Autobiografia inédita de Dirce Machado
Momentos marcantes da dirigente de Trombas e Formoso
(Enviado pelo correspondente do Jornal Poder Popular em Goiânia – Goiás)
Dirce era apenas uma jovem camponesa com pouco mais de 12 anos, quando recebeu uma importante tarefa do fazendeiro, patrão de seu pai: queimar livros. Aquela criança, que tanto queria aprender mas que não tinha acesso a praticamente nenhum material de estudo, ficou horrorizada, mas foi convencida a realizar a queima: o homem que vendeu os livros era procurado pela polícia.
Enquanto queimava os livros, Dirce se deparou com um volume de capa bonita que chamou sua atenção. “O cavaleiro da esperança”, escrito por Jorge Amado. Maravilhada, resolveu separa-lo para ler escondido. Todas as noites ia até o paiol onde estava guardado e, acompanhada de uma lamparina, lia até o galo cantar, quando voltava para casa e fingia estar dormindo.
Certo dia, um homem que morava na região apareceu na porta da fazenda, onde Dirce e sua irmã brincavam. Ele carregava um jornal, no qual ela conseguiu ler o nome: “Terra Livre”. O homem, que atendia por Antônio Cicici, lhe entregou uma edição, e ao olhar a capa a jovem sentiu suas pernas bambearem: o jornal estava convidando a população para comemorar o aniversário de Luís Carlos Prestes, a personagem principal do livro que Dirce acabara de ler. Aquela história que tanto a havia emocionado, era de uma pessoa real! Sentindo seu corpo amolecer, a jovem desmaiou, deixando Antônio Cicici intrigado por saber como aquela menina conhecia Prestes.
Dias depois, Antônio e mais um grupo de pessoas saiu de um matagal próximo da casa de Dirce. Precisavam de abrigo, pois estavam se reunindo quando a polícia invadiu o lugar. Eram os tais comunistas.
A versão completa dessa história é o preâmbulo de livro recém lançado pela editora Lutas Anticapital: Dirce Machado, a saga de uma camponesa da luta de Trombas e Formoso, que conta as memórias autobiográficas da militante comunista dirigente da Guerrilha de Trombas e Formoso, uma das principais referências de luta armada e Poder Popular que já ocorreram no país.
Organizado pelo educador popular Guilherme Martins e os historiadores Paulo Winicius Teixeira de Paula e Paulo Ribeiro Cunha, com textos do geógrafo Horieste Gomes, da professora de Direito Helga Martins e do historiador Claudio Maia, o livro narra a trajetória de vida contada pela própria Dirce. Com relatos impactantes, podemos verificar nas 240 páginas a vivacidade, determinação e abnegação da militante comunista, que passou a integrar as fileiras do Partido aos 13 anos de idade, após ser expulsa da fazenda onde morava por “ser comunista”.

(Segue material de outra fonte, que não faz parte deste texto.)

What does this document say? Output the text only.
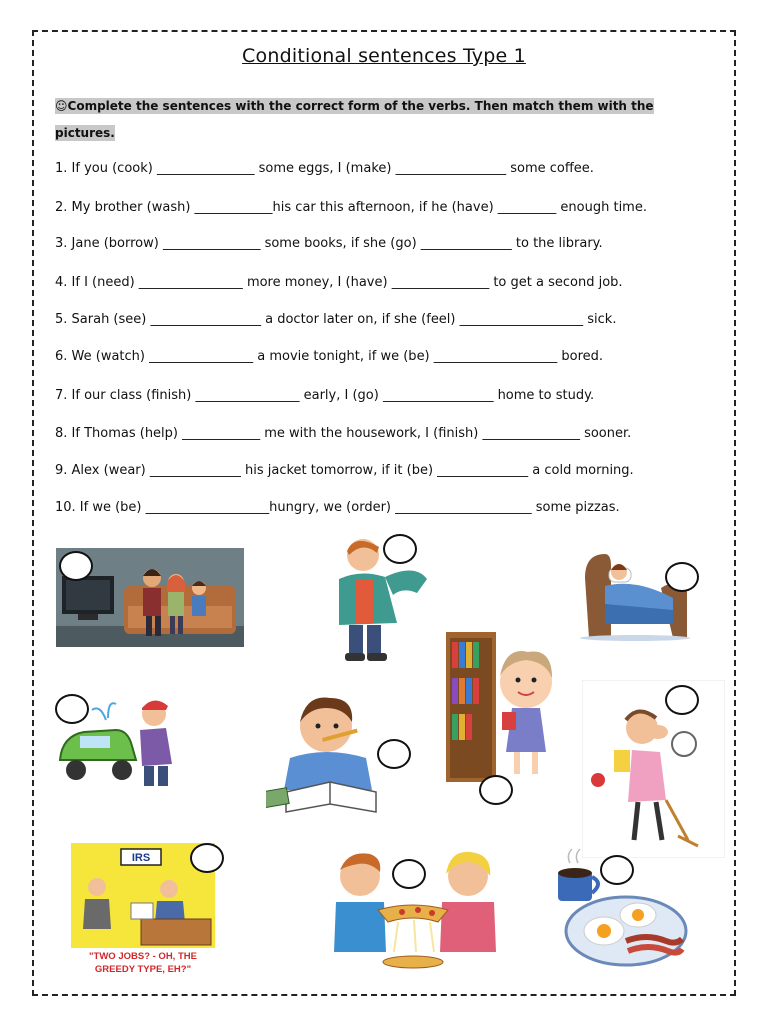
Conditional sentences Type 1
☺Complete the sentences with the correct form of the verbs. Then match them with the pictures.
1. If you (cook) _______________ some eggs, I (make) _________________ some coffee.
2. My brother (wash) ____________his car this afternoon, if he (have) _________ enough time.
3. Jane (borrow) _______________ some books, if she (go) ______________ to the library.
4. If I (need) ________________ more money, I (have) _______________ to get a second job.
5. Sarah (see) _________________ a doctor later on, if she (feel) ___________________ sick.
6. We (watch) ________________ a movie tonight, if we (be) ___________________ bored.
7. If our class (finish) ________________ early, I (go) _________________ home to study.
8. If Thomas (help) ____________ me with the housework, I (finish) _______________ sooner.
9. Alex (wear) ______________ his jacket tomorrow, if it (be) ______________ a cold morning.
10. If we (be) ___________________hungry, we (order) _____________________ some pizzas.
IRS
"TWO JOBS? - OH, THE
GREEDY TYPE, EH?"
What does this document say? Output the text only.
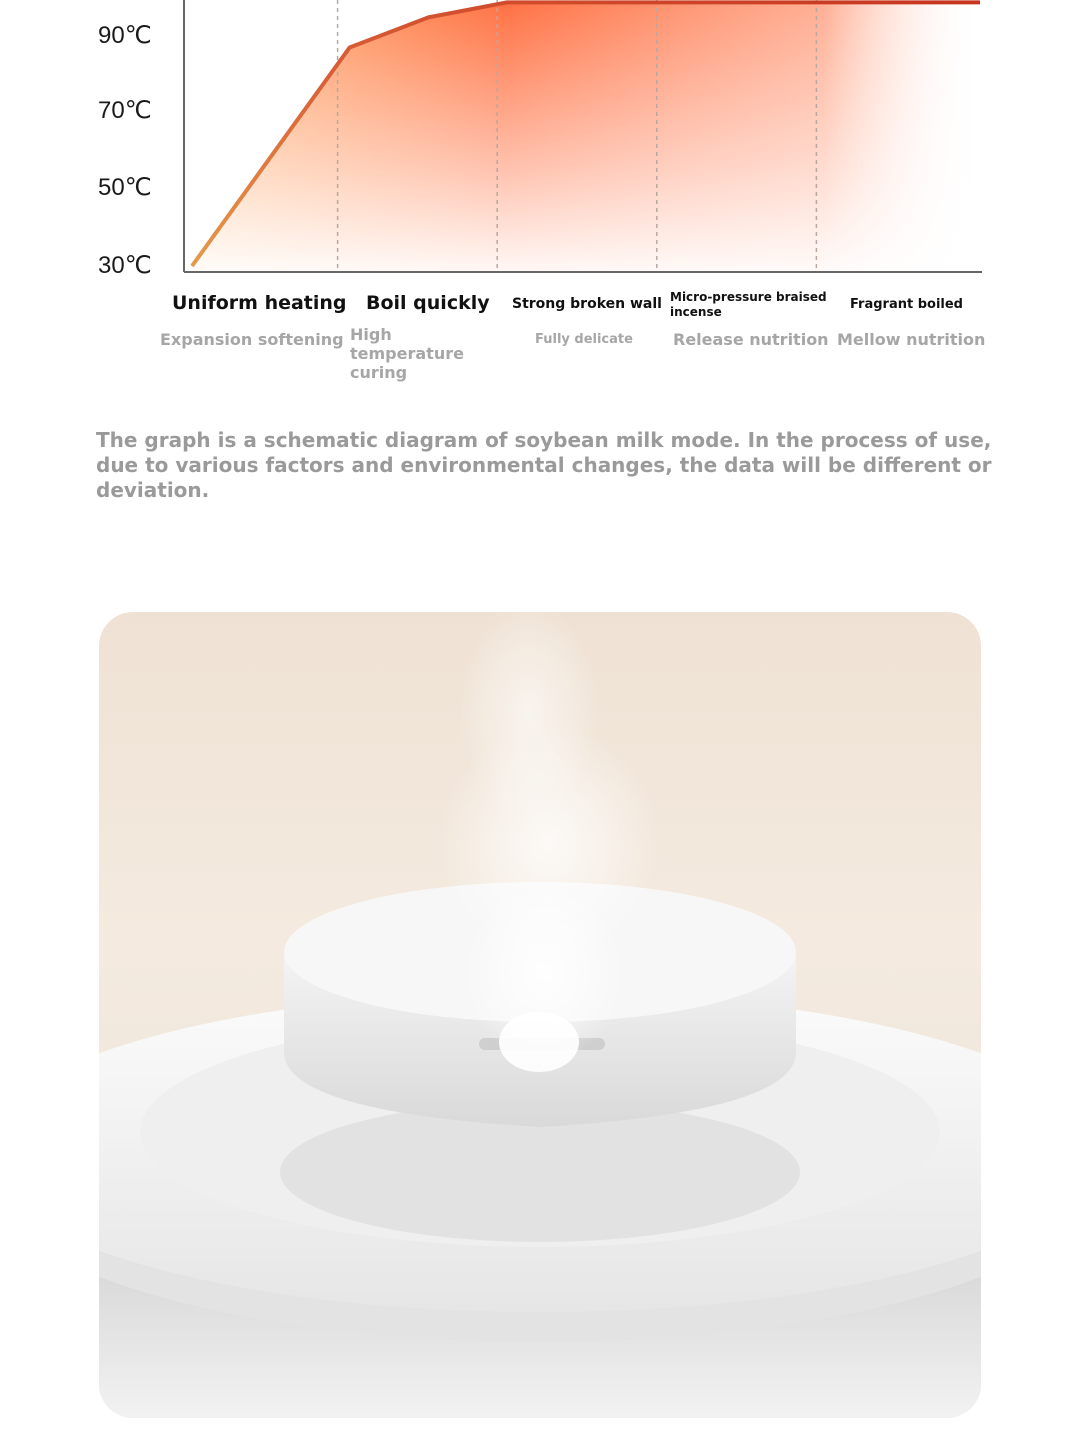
30℃
50℃
70℃
90℃
Uniform heating Boil quickly Strong broken wall Micro-pressure braised incense	Fragrant boiled
Expansion softening High temperature curing
Fully delicate	Release nutrition Mellow nutrition
The graph is a schematic diagram of soybean milk mode. In the process of use, due to various factors and environmental changes, the data will be different or deviation.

Camponesa de nascimento, educadora popular por vocação, parteira por sua enorme solidariedade, exímia atiradora por necessidade e vereadora eleita por dois mandatos na década de 80, hoje com 89 anos, Dirce se mantém como referência na luta social e política no Brasil. Tendo enfrentado incríveis dificuldades em sua atuação militante, como as terríveis torturas durante a ditadura Militar Empresarial iniciada em 1964, mas nunca perdendo o bom humor e a confiança em seus camaradas e nas lutas participava, Dirce sempre defende que “a moeda que o capitalismo não conhece e nós forjamos, é a solidariedade”, e sua trajetória está aí para comprovar essa afirmação.

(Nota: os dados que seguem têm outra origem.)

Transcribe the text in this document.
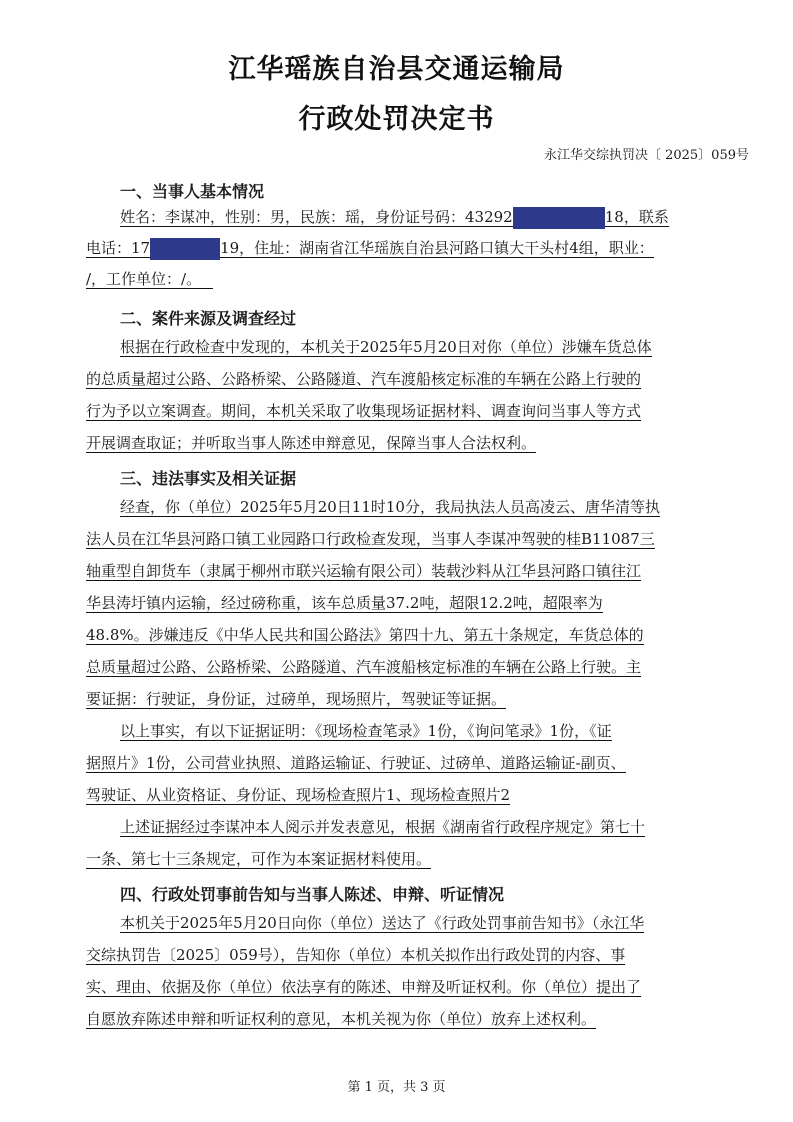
江华瑶族自治县交通运输局
行政处罚决定书
永江华交综执罚决〔 2025〕059号
一、当事人基本情况
姓名：李谋冲，性别：男，民族：瑶，身份证号码：43292	18，联系
电话：17	19，住址：湖南省江华瑶族自治县河路口镇大干头村4组，职业：
/，工作单位：/。
二、案件来源及调查经过
根据在行政检查中发现的，本机关于2025年5月20日对你（单位）涉嫌车货总体
的总质量超过公路、公路桥梁、公路隧道、汽车渡船核定标准的车辆在公路上行驶的
行为予以立案调查。期间，本机关采取了收集现场证据材料、调查询问当事人等方式
开展调查取证；并听取当事人陈述申辩意见，保障当事人合法权利。
三、违法事实及相关证据
经查，你（单位）2025年5月20日11时10分，我局执法人员高凌云、唐华清等执
法人员在江华县河路口镇工业园路口行政检查发现，当事人李谋冲驾驶的桂B11087三
轴重型自卸货车（隶属于柳州市联兴运输有限公司）装载沙料从江华县河路口镇往江
华县涛圩镇内运输，经过磅称重，该车总质量37.2吨，超限12.2吨，超限率为
48.8%。涉嫌违反《中华人民共和国公路法》第四十九、第五十条规定，车货总体的
总质量超过公路、公路桥梁、公路隧道、汽车渡船核定标准的车辆在公路上行驶。主
要证据：行驶证，身份证，过磅单，现场照片，驾驶证等证据。
以上事实，有以下证据证明：《现场检查笔录》1份，《询问笔录》1份，《证
据照片》1份，公司营业执照、道路运输证、行驶证、过磅单、道路运输证-副页、
驾驶证、从业资格证、身份证、现场检查照片1、现场检查照片2
上述证据经过李谋冲本人阅示并发表意见，根据《湖南省行政程序规定》第七十
一条、第七十三条规定，可作为本案证据材料使用。
四、行政处罚事前告知与当事人陈述、申辩、听证情况
本机关于2025年5月20日向你（单位）送达了《行政处罚事前告知书》（永江华
交综执罚告〔2025〕059号），告知你（单位）本机关拟作出行政处罚的内容、事
实、理由、依据及你（单位）依法享有的陈述、申辩及听证权利。你（单位）提出了
自愿放弃陈述申辩和听证权利的意见，本机关视为你（单位）放弃上述权利。
第 1 页，共 3 页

Ao lado de seu companheiro, José Ribeiro, e também de Declieux Crispim, Colombina Baiocci, Sebastião Bailão, Geraldo Tibúrcio, João Soares (Suarão) e Geraldo Aureliano militantes do PCB, teve uma atuação política de base que culminou no movimento camponês que infligiu uma derrota marcante para o Latifúndio no Brasil.
O livro “Dirce Machado, a saga de uma camponesa da luta de Trombas e Formoso”, tem lançamento marcado para o dia 15 de dezembro, no Museu da Imagem e Som em Goiânia, a partir das 19h. Também é possível adquiri-lo através do site da editora (lutasanticapital.com.br).